Dzięki rodzicom naukę pływania Bartosz Piszczorowicz rozpoczął już od „zerówki”. W podstawówce trafił do UKS Delfin Kalisz. Przygoda z klubem i basenem „Delfin” trwała, aż do zamknięcia obiektu. W gimnazjum zaczął pływać na basenie OSRiR i pod swoją opiekę wziął go trener Dominik Grudziński. Tam pojawiły się jego pierwsze sukcesy.

- Najbardziej zapadły mi w pamięci nie te pierwsze duże zwycięstwa, ale starty podczas Mistrzostw Polski Juniorów, kiedy zacząłem dostawać się do finałów B. Trzy razy zabrakło mi setnych do finału. Ale i tak cieszyłem się, bo to był dla mnie ogromny skok formy - mówi Bartosz Piszczorowicz.

Bartek dzięki swojemu uporowi i świetnej postawie podczas Mistrzostw Polski Seniorów w Szczecinie dostał się do kadry narodowej. Zajął na 100 metrów stylem dowolnym 20. miejsce wśród seniorów w kraju. Przygotowywał się do tego ponad rok.

Cieszy się ze swoich sukcesów, ale jak wiadomo, w życiu sportowca nie zawsze wszystko układa się tak, jak sobie wymarzy.
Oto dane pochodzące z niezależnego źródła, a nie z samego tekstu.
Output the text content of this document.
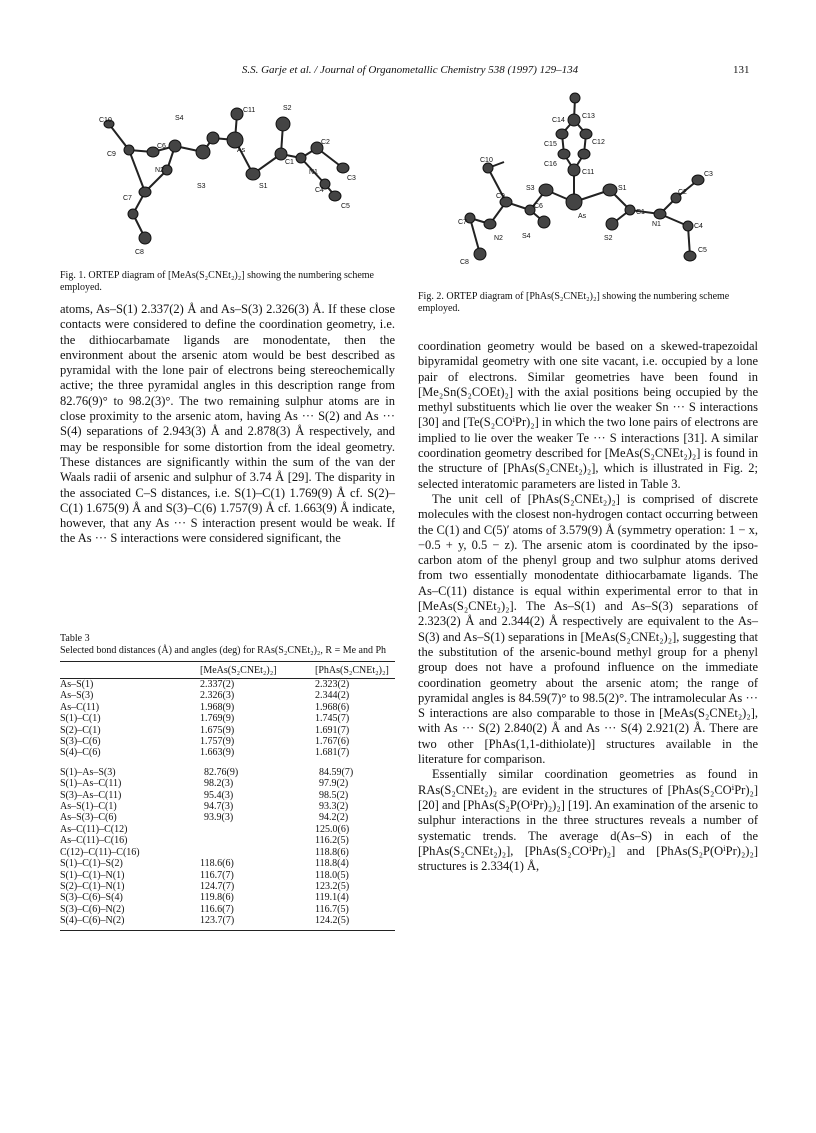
S.S. Garje et al. / Journal of Organometallic Chemistry 538 (1997) 129–134	131
C10	S4
C11	S2
C9
C6
As
C1
C2
N2	N1
C3
S3	S1
C7
C4
C5
C8
Fig. 1. ORTEP diagram of [MeAs(S₂CNEt₂)₂] showing the numbering scheme employed.
C14
C13
C15	C12
C10
C16
C11
S3	S1
C9
C6
As
C2
C3
C1
N1	C4
C7
N2	S4	S2
C5
C8
Fig. 2. ORTEP diagram of [PhAs(S₂CNEt₂)₂] showing the numbering scheme employed.

atoms, As–S(1) 2.337(2) Å and As–S(3) 2.326(3) Å. If these close contacts were considered to define the coordination geometry, i.e. the dithiocarbamate ligands are monodentate, then the environment about the arsenic atom would be best described as pyramidal with the lone pair of electrons being stereochemically active; the three pyramidal angles in this description range from 82.76(9)° to 98.2(3)°. The two remaining sulphur atoms are in close proximity to the arsenic atom, having As ··· S(2) and As ··· S(4) separations of 2.943(3) Å and 2.878(3) Å respectively, and may be responsible for some distortion from the ideal geometry. These distances are significantly within the sum of the van der Waals radii of arsenic and sulphur of 3.74 Å [29]. The disparity in the associated C–S distances, i.e. S(1)–C(1) 1.769(9) Å cf. S(2)–C(1) 1.675(9) Å and S(3)–C(6) 1.757(9) Å cf. 1.663(9) Å indicate, however, that any As ··· S interaction present would be weak. If the As ··· S interactions were considered significant, the

Table 3
Selected bond distances (Å) and angles (deg) for RAs(S₂CNEt₂)₂, R = Me and Ph
	[MeAs(S₂CNEt₂)₂]	[PhAs(S₂CNEt₂)₂]
As–S(1)	2.337(2)	2.323(2)
As–S(3)	2.326(3)	2.344(2)
As–C(11)	1.968(9)	1.968(6)
S(1)–C(1)	1.769(9)	1.745(7)
S(2)–C(1)	1.675(9)	1.691(7)
S(3)–C(6)	1.757(9)	1.767(6)
S(4)–C(6)	1.663(9)	1.681(7)
S(1)–As–S(3)	82.76(9)	84.59(7)
S(1)–As–C(11)	98.2(3)	97.9(2)
S(3)–As–C(11)	95.4(3)	98.5(2)
As–S(1)–C(1)	94.7(3)	93.3(2)
As–S(3)–C(6)	93.9(3)	94.2(2)
As–C(11)–C(12)		125.0(6)
As–C(11)–C(16)		116.2(5)
C(12)–C(11)–C(16)		118.8(6)
S(1)–C(1)–S(2)	118.6(6)	118.8(4)
S(1)–C(1)–N(1)	116.7(7)	118.0(5)
S(2)–C(1)–N(1)	124.7(7)	123.2(5)
S(3)–C(6)–S(4)	119.8(6)	119.1(4)
S(3)–C(6)–N(2)	116.6(7)	116.7(5)
S(4)–C(6)–N(2)	123.7(7)	124.2(5)

coordination geometry would be based on a skewed-trapezoidal bipyramidal geometry with one site vacant, i.e. occupied by a lone pair of electrons. Similar geometries have been found in [Me₂Sn(S₂COEt)₂] with the axial positions being occupied by the methyl substituents which lie over the weaker Sn ··· S interactions [30] and [Te(S₂COⁱPr)₂] in which the two lone pairs of electrons are implied to lie over the weaker Te ··· S interactions [31]. A similar coordination geometry described for [MeAs(S₂CNEt₂)₂] is found in the structure of [PhAs(S₂CNEt₂)₂], which is illustrated in Fig. 2; selected interatomic parameters are listed in Table 3.

The unit cell of [PhAs(S₂CNEt₂)₂] is comprised of discrete molecules with the closest non-hydrogen contact occurring between the C(1) and C(5)′ atoms of 3.579(9) Å (symmetry operation: 1 − x, −0.5 + y, 0.5 − z). The arsenic atom is coordinated by the ipso-carbon atom of the phenyl group and two sulphur atoms derived from two essentially monodentate dithiocarbamate ligands. The As–C(11) distance is equal within experimental error to that in [MeAs(S₂CNEt₂)₂]. The As–S(1) and As–S(3) separations of 2.323(2) Å and 2.344(2) Å respectively are equivalent to the As–S(3) and As–S(1) separations in [MeAs(S₂CNEt₂)₂], suggesting that the substitution of the arsenic-bound methyl group for a phenyl group does not have a profound influence on the immediate coordination geometry about the arsenic atom; the range of pyramidal angles is 84.59(7)° to 98.5(2)°. The intramolecular As ··· S interactions are also comparable to those in [MeAs(S₂CNEt₂)₂], with As ··· S(2) 2.840(2) Å and As ··· S(4) 2.921(2) Å. There are two other [PhAs(1,1-dithiolate)] structures available in the literature for comparison.

Essentially similar coordination geometries as found in RAs(S₂CNEt₂)₂ are evident in the structures of [PhAs(S₂COⁱPr)₂] [20] and [PhAs(S₂P(OⁱPr)₂)₂] [19]. An examination of the arsenic to sulphur interactions in the three structures reveals a number of systematic trends. The average d(As–S) in each of the [PhAs(S₂CNEt₂)₂], [PhAs(S₂COⁱPr)₂] and [PhAs(S₂P(OⁱPr)₂)₂] structures is 2.334(1) Å,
Jednak Bartka nie zrażają niepowodzenia.

- Gdy wydarzy się niepowodzenie, nie rozpamiętuję tego, tylko myślę o tym, żeby poprawić się na następnych zawodach. I osiągnąć zamierzony cel - mówi Bartosz.
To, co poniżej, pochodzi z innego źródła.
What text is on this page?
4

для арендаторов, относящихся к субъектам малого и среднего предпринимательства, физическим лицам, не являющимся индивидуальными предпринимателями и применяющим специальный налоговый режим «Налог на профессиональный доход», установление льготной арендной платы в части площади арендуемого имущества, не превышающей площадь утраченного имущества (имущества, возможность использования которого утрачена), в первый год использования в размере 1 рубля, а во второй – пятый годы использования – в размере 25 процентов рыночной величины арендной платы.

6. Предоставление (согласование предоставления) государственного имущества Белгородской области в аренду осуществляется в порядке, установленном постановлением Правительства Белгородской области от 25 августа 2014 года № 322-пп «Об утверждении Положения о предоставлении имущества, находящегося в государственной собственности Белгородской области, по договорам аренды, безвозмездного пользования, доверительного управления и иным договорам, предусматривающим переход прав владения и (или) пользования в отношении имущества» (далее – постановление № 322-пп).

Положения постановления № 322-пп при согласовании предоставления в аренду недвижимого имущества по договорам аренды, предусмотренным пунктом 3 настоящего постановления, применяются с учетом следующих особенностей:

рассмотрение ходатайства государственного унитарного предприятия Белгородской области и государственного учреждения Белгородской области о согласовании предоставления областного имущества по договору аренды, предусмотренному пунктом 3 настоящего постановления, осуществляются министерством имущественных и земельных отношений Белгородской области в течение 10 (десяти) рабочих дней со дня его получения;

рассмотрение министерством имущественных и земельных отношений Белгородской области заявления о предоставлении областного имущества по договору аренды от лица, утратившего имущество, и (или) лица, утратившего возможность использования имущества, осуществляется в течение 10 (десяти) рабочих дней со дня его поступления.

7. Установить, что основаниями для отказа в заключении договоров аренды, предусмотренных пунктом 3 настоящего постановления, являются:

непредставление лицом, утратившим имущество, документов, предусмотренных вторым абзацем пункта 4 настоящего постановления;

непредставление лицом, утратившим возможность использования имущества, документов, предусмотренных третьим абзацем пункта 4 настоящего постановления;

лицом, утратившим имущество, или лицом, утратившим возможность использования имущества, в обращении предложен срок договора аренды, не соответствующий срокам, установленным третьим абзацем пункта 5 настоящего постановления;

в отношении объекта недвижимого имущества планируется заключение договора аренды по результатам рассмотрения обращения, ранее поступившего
Zawodnik KKS-u zawsze może liczyć na pomoc trenera i rodziców. Pomagają mu także nauczyciele.

- Pozwalają mi wyjeżdżać na obozy i pilnują, abym potem wszystko nadrobił - mówi Bartosz.

W każdym sporcie, także w pływaniu, liczą się nie tylko mięśnie, ale także głowa.

- I to w 80 procentach. Wielu zawodników robi niewyobrażalne czasy na treningach, ale gdy przychodzą zawody, ledwo co udaje im się dostać do finałów. Czasami presja krępuje - mówi pływak.

Bartek to wspaniały zawodnik, podkreśla jego trener Dominik Grudziński. I zasłużył na swój sukces.

- Jest bardzo pracowity i rzetelny. Mądrze trenuje i jak my to mówimy, nie jest „jeźdźcem bez głowy”. Dąży do wytyczonego celu - medalu olimpijskiego - mówi Dominik Grudziński.

Trener nie boi się, że Bartosz zmieni barwy KKS-u na inne, jeśli tylko miałoby mu to pomóc w jego karierze.

Rodzice także są bardzo dumni z syna i kibicują mu na trybunach podczas najważniejszych imprez krajowych i międzynarodowych.

- Cieszę się, że sukcesy Bartosza dały mu powołanie do kadry narodowej. To wiąże się jednak z częstymi wyjazdami, które są dla mnie bardzo trudne. Jak każda matka cały czas myślę o nim, martwię się czy dobrze się odżywia, czy niczego mu nie brakuję - mówi Izabela Piszczorowicz.

Wszystko w domu Piszczorowiczów jest podporządkowane pływaniu. Jak podkreśla mama Bartka, muszą tak organizować czas, aby syn mógł trenować kilka godzin dziennie i jednocześnie godzić uprawianie sportu z nauką.

W przyszłym roku odbędą się Mistrzostwa Świata Juniorów i Mistrzostwa Europy Juniorów.

- To będą ważne zawody. Będę tam najstarszym zawodnikiem, więc mam duże szanse, być może nawet na medale. Chciałbym pokazać na co mnie stać - mówi Bartosz.

Wkrótce będzie musiał z juniorów przejść do seniorów. Przyznaje, że to może być niełatwe.

- Mam jednak nadzieję, że uda mi się uzyskiwać tam dobre wyniki - mówi pływak.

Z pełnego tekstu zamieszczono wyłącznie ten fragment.